@Krumple,

Krumple wrote:Its because Dale is an armchair physicist.

Something that may not be intuitive to a layman may be inituitive to a particle physicist or mathematician.

Interesting article on Wikipedia about "naïve physics" -

Quote:Some examples of naïve physics include commonly understood, intuitive, or everyday-observed rules of nature:

What goes up must come down

A dropped object falls straight down

A solid object cannot pass through another solid object

A vacuum sucks things towards it

An object is either at rest or moving, in an absolute sense

Two events are either simultaneous or they are not

Many of these and similar ideas formed the basis for the first works in formulating and systematizing physics by Aristotle and the medieval scholastics in Western civilization. In the modern science of physics, they were gradually contradicted by the work of Galileo, Newton, and others. The idea of absolute simultaneity survived until 1905, when the special theory of relativity and its supporting experiments discredited it.

And counter intuition...

https://en.wikipedia.org/wiki/Counterintuitive
Quote:examples are:

In science:

Gödel's incompleteness theorems - for thousands of years, it was confidently assumed that arithmetic, and therefore similar systems of logic, were completely solid in terms of being reliable for deductions. Gödel proved that such systems could not be both complete and consistent.

Wave–particle duality / photoelectric effect - As demonstrated by the double slit experiment light and quantum particles behave as both waves and particles.

A significant number of people find it difficult to accept the mathematical fact that 0.999... equals 1.[5][6]

The Monty Hall problem* poses a simple yes-or-no question from probability that even professionals can find difficult to reconcile with their intuition.

Horseshoe orbits in orbital mechanics

That light may pass through two perpendicularly oriented polarizing filters if a third filter, not oriented perpendicular to either of the other two, is placed between them.[7]

The Mpemba effect, in which, under certain circumstances, a warmer body of water will freeze faster than a cooler body in the same environment.

That water vapor is lighter than air and is the reason clouds float and barometers work.[8]

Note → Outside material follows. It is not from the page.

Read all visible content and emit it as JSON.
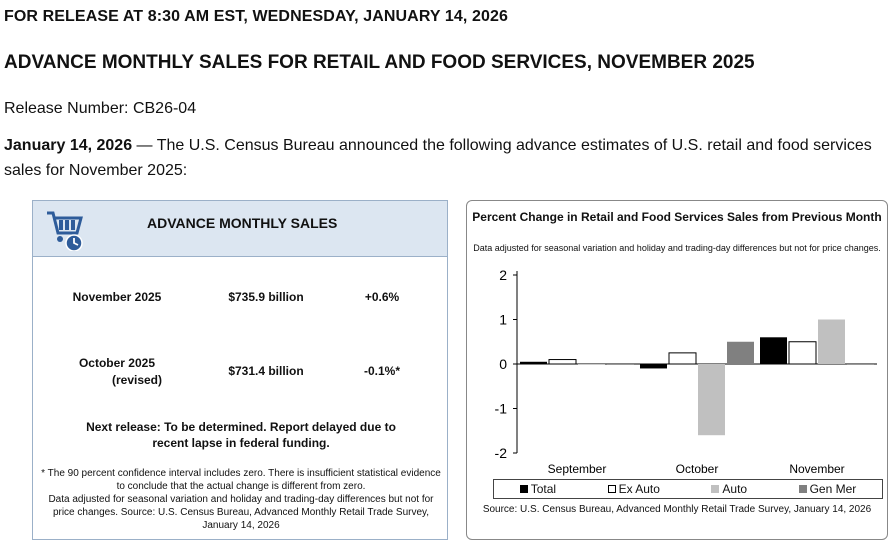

In politics and economics:

The violation of the monotonicity criterion in voting systems

David Ricardo's theory of comparative advantage that suggests that comparative advantage is in general more important than absolute advantage

Many examples of cognitive bias, such as:

The clustering illusion that suggests that significant patterns exist in a set of random points when no other cause than chance is present

That alignments of random points on a plane are vastly easier to find than intuition would suggest

*The Monty Hall problem is a counter-intuitive statistics puzzle:

There are 3 doors, behind which are two goats and a car.

You mentally pick a door (call it door 1), but don't open it yet.

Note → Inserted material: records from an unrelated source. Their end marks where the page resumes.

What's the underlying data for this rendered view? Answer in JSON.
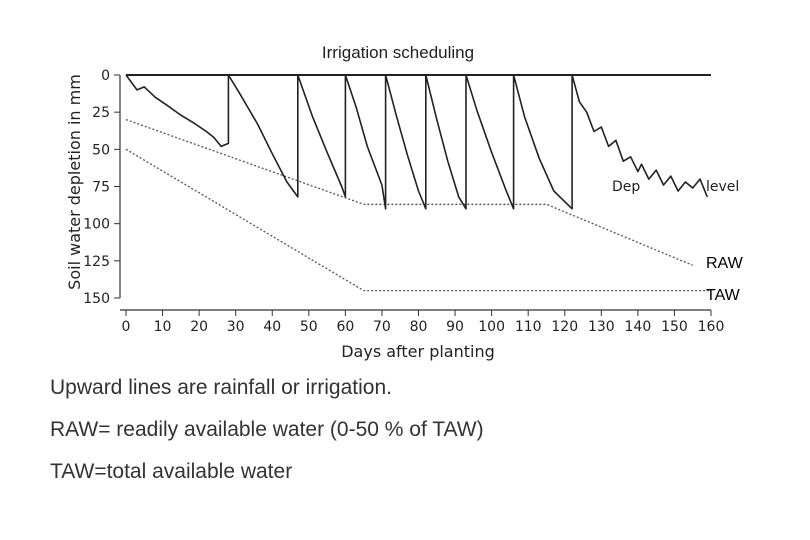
{
  "chart_data": {
    "type": "line",
    "title": "Irrigation scheduling",
    "xlabel": "Days after planting",
    "ylabel": "Soil water depletion in mm",
    "xlim": [
      0,
      160
    ],
    "ylim": [
      0,
      150
    ],
    "y_inverted": true,
    "x_ticks": [
      "0",
      "10",
      "20",
      "30",
      "40",
      "50",
      "60",
      "70",
      "80",
      "90",
      "100",
      "110",
      "120",
      "130",
      "140",
      "150",
      "160"
    ],
    "y_ticks": [
      "0",
      "25",
      "50",
      "75",
      "100",
      "125",
      "150"
    ],
    "series": [
      {
        "name": "RAW",
        "style": "dotted",
        "x": [
          0,
          65,
          115,
          155
        ],
        "y": [
          30,
          87,
          87,
          128
        ]
      },
      {
        "name": "TAW",
        "style": "dotted",
        "x": [
          0,
          65,
          160
        ],
        "y": [
          50,
          145,
          145
        ]
      },
      {
        "name": "",
        "style": "solid",
        "x": [
          0,
          3,
          5,
          8,
          11,
          15,
          19,
          22,
          24,
          26,
          28,
          28,
          31,
          36,
          40,
          44,
          47,
          47,
          51,
          55,
          59,
          60,
          60,
          63,
          66,
          70,
          71,
          71,
          74,
          77,
          80,
          82,
          82,
          85,
          88,
          91,
          93,
          93,
          96,
          100,
          104,
          106,
          106,
          109,
          113,
          117,
          122,
          122,
          124,
          126,
          128,
          130,
          132,
          134,
          136,
          138,
          140,
          141,
          143,
          145,
          147,
          149,
          151,
          153,
          155,
          157,
          159
        ],
        "y": [
          0,
          10,
          8,
          15,
          20,
          27,
          33,
          38,
          42,
          48,
          46,
          0,
          12,
          33,
          53,
          72,
          82,
          0,
          28,
          52,
          75,
          82,
          0,
          22,
          48,
          74,
          90,
          0,
          28,
          54,
          78,
          90,
          0,
          30,
          58,
          82,
          90,
          0,
          24,
          52,
          78,
          90,
          0,
          28,
          56,
          78,
          90,
          0,
          18,
          25,
          38,
          35,
          48,
          44,
          58,
          55,
          65,
          60,
          70,
          64,
          74,
          68,
          78,
          72,
          76,
          70,
          82
        ]
      }
    ],
    "horizontal_line": {
      "y": 0,
      "x": [
        0,
        160
      ]
    },
    "annotations": [
      "Dep",
      "level",
      "RAW",
      "TAW"
    ]
  },
  "notes": [
    "Upward lines are rainfall or irrigation.",
    "RAW= readily available water (0-50 %  of TAW)",
    "TAW=total available water"
  ],
  "colors": {
    "line": "#222222",
    "dotted": "#555555",
    "text": "#333333"
  }
}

Monty Hall, the game show host, examines the other doors (2 & 3) and always opens one of them with a goat (Both doors might have goats; he’ll randomly pick one to open)

Your choice: Do you stick with door 1 (original guess) or switch to the other unopened door? Does it matter?

Answer: the odds aren’t 50-50. If you switch doors you’ll win 2/3 of the time. Many people have had trouble getting this, including eminent mathematicians. Paul Erdős, one of the most prolific mathematicians in history, remained unconvinced until he was shown a computer simulation demonstrating the predicted result.